Estrogen-responsive genes in the parenchyma and fat pad of the bovine mammary gland by microarray analysis

Characterizing estrogen-responsive genes is an essential step towards fully understanding mechanisms of estrogen action during mammary gland development and function. To catalogue these genes, sixteen prepubertal heifers were used in a 2 x 2 factorial with ovarian status (intact or ovariectomized) as the first factor and estrogen treatment as the second (control or estradiol). Heifers were ovariectomized at approximately 4.5 months of age and estrogen treatments were initiated one month later. After 3 days of treatment, gene expression in the parenchyma and fat pad of the bovine mammary gland was analyzed using a high-density oligonucleotide microarray. This microarray contained probes representing 40,808 Tentative Consensus sequences from the TIGR Bos taurus Gene Index and 4,575 singletons derived from libraries of pooled mammary gland and gut tissues. Microarray data were analyzed using the SAS Mixed Procedure with permutation testing. A total of 125 estrogen-responsive genes were identified using an experiment-wide permutation-based significance level of P < 0.1. Among these genes are known estrogen-targeted genes such as stanniocalcin 1, alpha-1-antiproteinase, progesterone receptor, nucleobindin 2, insulin-like growth factor 1, and tissue factor pathway inhibitor. However, the majority of the genes identified were not previously reported to be estrogen-responsive. In silico mapping and an estrogen response element (ERE) search indicated potential EREs in the promoter regions of some of these novel estrogen-responsive genes. The distinctive expression patterns regulated by estrogen in parenchyma and fat pad suggest mechanisms of action and reciprocal signaling between cell types. Keywords: Cell type comparision, two class unpaired design Overall design: Sixteen prepubertal heifers were used in a 2 x 2 factorial with ovarian status (intact or ovariectomized) as the first factor and estrogen treatment as the second (control or estradiol). Two tissues (parenchyma and fat pad) from each heifer were sampled. 32 single-channel microarray hybridization were performed.

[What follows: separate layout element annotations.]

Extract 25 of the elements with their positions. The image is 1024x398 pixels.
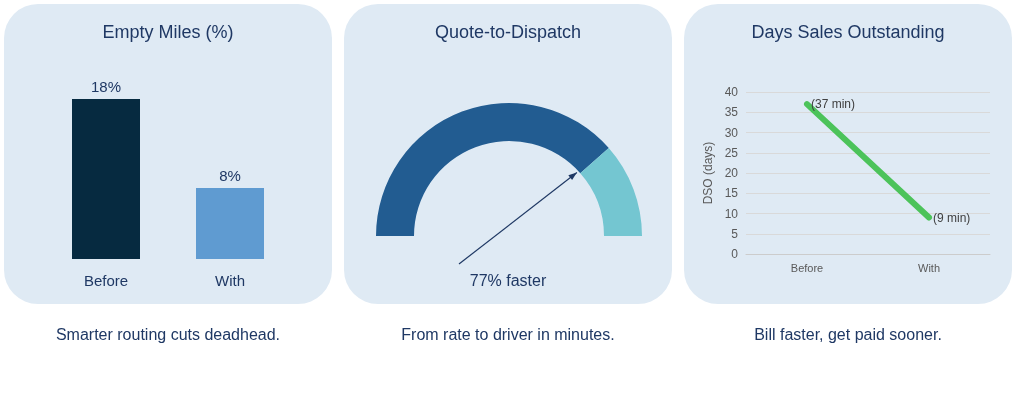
y-axis-title: DSO (days)	[700, 141, 715, 205]
text: Smarter routing cuts deadhead.	[55, 326, 281, 344]
y-tick-label: 0	[731, 247, 739, 261]
data-label: 18%	[90, 78, 122, 95]
text: Bill faster, get paid sooner.	[754, 326, 942, 344]
x-tick-label: With	[918, 261, 940, 274]
chart-title: Days Sales Outstanding	[751, 22, 945, 42]
text: From rate to driver in minutes.	[401, 326, 615, 344]
x-tick-label: With	[215, 272, 245, 289]
y-tick-label: 20	[724, 166, 739, 180]
x-tick-label: Before	[790, 261, 824, 274]
chart-title: Quote-to-Dispatch	[434, 22, 582, 42]
y-tick-label: 15	[724, 186, 739, 201]
x-tick-label: Before	[83, 272, 129, 289]
y-tick-label: 25	[724, 145, 739, 160]
data-label: (37 min)	[811, 97, 856, 112]
data-label: (9 min)	[933, 210, 971, 225]
data-label: 8%	[219, 166, 241, 184]
chart-title: Empty Miles (%)	[102, 22, 234, 42]
y-tick-label: 30	[724, 125, 739, 140]
y-tick-label: 10	[724, 206, 739, 221]
text: 77% faster	[469, 271, 547, 289]
y-tick-label: 5	[731, 226, 739, 241]
y-tick-label: 35	[724, 105, 739, 120]
y-tick-label: 40	[724, 85, 739, 99]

鉴定雌激素应答基因是全面理解雌激素在乳腺发育与功能过程中作用机制的关键步骤。为编制此类基因目录，本研究选取了十六头青春期前母牛，采用2x2析因设计，其中卵巢状态（完整或去势）作为第一因素，雌激素处理作为第二因素（对照组或雌二醇组）。母牛于约4.5月龄时进行去势手术，并在一个月后开始雌激素处理。经过3天的处理后，利用高密度寡核苷酸微阵列对牛乳腺实质和脂肪垫中的基因表达进行了分析。该微阵列含有代表TIGR Bos taurus 基因索引中40,808个假共识序列的探针，以及从乳腺和肠道组织库中获得的4,575个单克隆探针。使用SAS混合程序和置换检验对微阵列数据进行分析。通过全实验范围内的置换检验显著性水平P < 0.1，共鉴定出125个雌激素应答基因。其中包含已知的雌激素靶基因，如骨形态发生蛋白1、α-1-抗蛋白酶、孕酮受体、核结合蛋白2、胰岛素样生长因子1和组织因子途径抑制剂。然而，大部分鉴定出的基因之前并未被报道为雌激素应答基因。通过计算机模拟映射和雌激素反应元件（ERE）搜索，表明这些新型雌激素应答基因启动子区域存在潜在的ERE。雌激素调节的实质和脂肪垫中的独特表达模式提示了细胞类型之间的作用机制和相互信号传递。关键词：细胞类型比较，两分类非配对设计。整体设计：十六头青春期前母牛被用于2x2析因设计，其中卵巢状态（完整或去势）作为第一因素，雌激素处理作为第二因素（对照组或雌二醇组）。每头母牛的实质和脂肪垫各采样一次。共进行32次单通道微阵列杂交。